既存の自動車業界は下請け企業とすでにピラミッド構造が完成しており、新たに参入するにも高い障壁を乗り越えなければならない。自動車メーカーの新たな下請け企業として受け入れられるには、共同開発に人材を派遣しなければならないこともしばしば発生し、想定外のコストがかかることを覚悟しなければならない。
これらのことがハーマンに重くのしかかっており、フォルクスワーゲンへのデジタルコックピットやフランス自動車メーカールノーと車両用サウンドシステムの供給契約に漕ぎつけたものの、他の自動車メーカーへの参入には目立った成果がない。
ハーマンはBMW、トヨタ、フォルクスワーゲンなど世界有数の自動車メーカーと協力関係を結んでいるが、新技術を搭載した電装製品が見当たらない現状では、当然、新規受注には至っていない。
こうした事業環境に追い打ちをかける事態がハーマンを襲っている。自動車メーカー自身がデジタルコクピット技術の自社開発に乗り出したのだ。現代自動車のエムビクス、ベンツのMBUXハイパースクリーン、BMWのiDrive8など、自動車メーカーがその技術を内製化しようと動き始めた。

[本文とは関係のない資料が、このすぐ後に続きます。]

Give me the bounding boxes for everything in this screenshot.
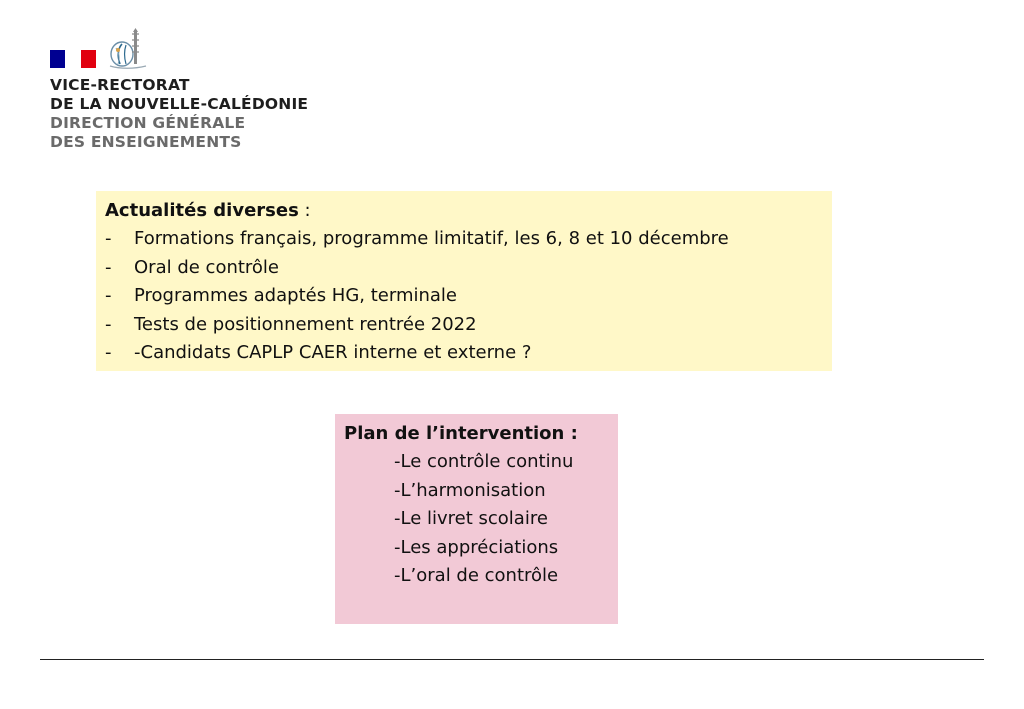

サムスン電子のIR資料によれば、借入金を除いて保有する現金は、21年上半期末基準で94兆3,700億ウォンに達しており、資金力に問題はない。ハーマンに革新的な新製品が見当たらない現在、電装事業を後押しするような大規模買収もひとつの打開策である。
いずれせよデジタルコクピットの事業でやや薄日が差し込んだものの、最終的にハーマンが今後さらに飛躍していくためには、サムスン電子のシステムLSI事業部との連携だけでなく、サムスン電気、サムスンディスプレイ、サムスンSDIなどグループ企業も電装事業に力を入れ始めていることから、サムスン系列会社との多様なシナジー効果を生み出せるかどうかも、重要な試金石となろう。